GNNs and transformers represent two fundamentally different approaches to processing structured data. GNNs know the graph structure and exploit it: each node aggregates information only from its direct neighbors. Transformers do not assume any structure: each node attends to every other node, learning which connections matter from data. Graph transformers combine both approaches.
Architecture comparison
GNN: local, sparse, structure-aware
- Receptive field: k-hop neighborhood (k = number of layers)
- Computation: sparse, scales with number of edges O(|E|)
- Inductive bias: nearby nodes are more relevant than distant nodes
- Depth limit: 2-3 layers before over-smoothing degrades performance
- New nodes: handles naturally (just connect to the graph)
Transformer: global, dense, structure-agnostic
- Receptive field: all nodes in one layer (global attention)
- Computation: dense, scales quadratically O(N^2)
- Inductive bias: none; attention patterns learned from data
- Depth limit: none (can stack 12-96 layers without over-smoothing)
- New nodes: needs positional encoding to function
When GNNs win
GNNs outperform transformers when:
- Graph structure is meaningful: molecular bonds determine chemical properties. Social connections determine influence. Foreign keys define relational semantics. When structure carries signal, exploiting it is better than learning it from scratch.
- Local patterns dominate: 2-3 hop patterns capture most of the prediction signal. Fraud rings (2-hop), functional groups in molecules (3-hop), customer purchase patterns (2-hop).
- Graphs are large: millions of nodes make global attention infeasible. A social network with 100M nodes requires neighbor sampling; global attention is impossible.
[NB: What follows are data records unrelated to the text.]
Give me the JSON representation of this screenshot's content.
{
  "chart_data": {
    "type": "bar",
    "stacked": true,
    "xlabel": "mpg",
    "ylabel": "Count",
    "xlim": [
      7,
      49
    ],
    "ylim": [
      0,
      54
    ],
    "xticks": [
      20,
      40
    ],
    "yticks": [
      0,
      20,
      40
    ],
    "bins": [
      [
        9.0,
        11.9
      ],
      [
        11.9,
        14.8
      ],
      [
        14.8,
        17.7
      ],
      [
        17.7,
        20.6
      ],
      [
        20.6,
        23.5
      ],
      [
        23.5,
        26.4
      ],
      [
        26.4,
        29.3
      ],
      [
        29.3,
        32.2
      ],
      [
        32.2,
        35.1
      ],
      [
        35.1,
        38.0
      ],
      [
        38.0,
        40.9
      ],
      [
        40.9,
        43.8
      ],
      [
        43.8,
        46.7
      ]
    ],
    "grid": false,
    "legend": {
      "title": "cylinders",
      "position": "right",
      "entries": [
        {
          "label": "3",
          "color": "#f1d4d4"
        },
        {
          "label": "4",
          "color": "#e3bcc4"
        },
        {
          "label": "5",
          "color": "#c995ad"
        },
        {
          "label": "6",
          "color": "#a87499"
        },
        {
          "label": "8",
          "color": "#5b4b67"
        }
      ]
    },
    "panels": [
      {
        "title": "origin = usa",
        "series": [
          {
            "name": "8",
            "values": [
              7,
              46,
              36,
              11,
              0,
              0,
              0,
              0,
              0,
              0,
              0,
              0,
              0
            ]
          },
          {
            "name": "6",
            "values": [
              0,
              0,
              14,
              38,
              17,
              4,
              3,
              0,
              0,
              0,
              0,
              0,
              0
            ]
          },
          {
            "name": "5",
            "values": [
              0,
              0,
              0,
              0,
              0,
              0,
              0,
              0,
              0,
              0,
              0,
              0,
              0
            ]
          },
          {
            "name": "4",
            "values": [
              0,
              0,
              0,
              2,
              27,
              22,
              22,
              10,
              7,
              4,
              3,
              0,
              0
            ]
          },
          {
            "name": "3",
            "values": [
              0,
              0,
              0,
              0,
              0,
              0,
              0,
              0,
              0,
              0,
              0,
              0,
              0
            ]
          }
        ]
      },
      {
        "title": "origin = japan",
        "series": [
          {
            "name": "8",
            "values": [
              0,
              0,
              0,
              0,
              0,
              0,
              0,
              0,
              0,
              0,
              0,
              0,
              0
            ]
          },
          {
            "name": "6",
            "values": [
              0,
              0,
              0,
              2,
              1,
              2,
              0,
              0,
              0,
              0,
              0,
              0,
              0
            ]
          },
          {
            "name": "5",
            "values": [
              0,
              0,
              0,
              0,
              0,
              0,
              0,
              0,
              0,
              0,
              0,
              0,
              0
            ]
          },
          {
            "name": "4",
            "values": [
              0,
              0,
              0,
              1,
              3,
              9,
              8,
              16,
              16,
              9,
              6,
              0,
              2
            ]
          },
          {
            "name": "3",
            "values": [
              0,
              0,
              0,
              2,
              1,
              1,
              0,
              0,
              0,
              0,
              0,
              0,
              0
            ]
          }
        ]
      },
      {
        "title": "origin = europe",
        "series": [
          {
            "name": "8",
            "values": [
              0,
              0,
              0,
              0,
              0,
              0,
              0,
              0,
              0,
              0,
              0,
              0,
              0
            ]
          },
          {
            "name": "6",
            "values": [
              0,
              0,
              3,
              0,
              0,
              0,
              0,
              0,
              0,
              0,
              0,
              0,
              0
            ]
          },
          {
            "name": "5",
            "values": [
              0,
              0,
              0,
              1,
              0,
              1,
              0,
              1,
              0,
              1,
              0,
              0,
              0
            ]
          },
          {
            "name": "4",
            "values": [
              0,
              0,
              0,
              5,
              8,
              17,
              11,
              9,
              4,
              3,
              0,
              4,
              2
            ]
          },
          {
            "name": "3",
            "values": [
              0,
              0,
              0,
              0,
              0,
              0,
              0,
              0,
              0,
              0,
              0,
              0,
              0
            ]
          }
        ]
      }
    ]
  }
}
- Data is limited: GNNs need less training data because the graph structure provides a strong prior. Transformers need more data to learn the relevant attention patterns.
When transformers win
Transformers outperform GNNs when:
- Long-range dependencies matter: if nodes 5-10 hops apart need to interact, GNNs would need 5-10 layers (over-smoothing). Transformers connect them in one layer.
- Graph structure is noisy: if the given edges are incomplete or unreliable, GNNs propagate along wrong connections. Transformers can learn to ignore noisy edges.
- Graphs are small: for graphs with hundreds to low thousands of nodes, global attention is computationally feasible and captures richer interactions.
Graph transformers: the best of both
Graph transformers combine structural inductive bias with global attention:
- Structural positional encodings: Laplacian eigenvectors, random walk features, or degree encodings give each node a position-aware representation based on graph structure.
- Structure-biased attention: attention scores are modified by graph distance or edge features. Neighbors get higher base attention, but the model can still attend to distant nodes.
- Local + global layers: GPS alternates MPNN layers (local structure) with transformer layers (global attention). Each type captures different patterns.
On molecular benchmarks (ZINC, PCQM4Mv2), graph transformers outperform both pure GNNs and pure transformers. On enterprise relational data, KumoRFM's Relational Graph Transformer achieves 81.14 AUROC on RelBench, the best published result.
Practical guidance
- Large sparse graphs (100K+ nodes): start with GNNs (GraphSAGE, GAT). Transformers are too expensive.
- Small graphs (hundreds of nodes, e.g., molecules): try graph transformers (GPS, Graphormer). Best of both worlds.
- Enterprise relational data: use a relational graph transformer (KumoRFM) that combines heterogeneous type handling with transformer attention.
- Unknown structure: start with a transformer that can learn attention patterns. Add graph structure later if it helps.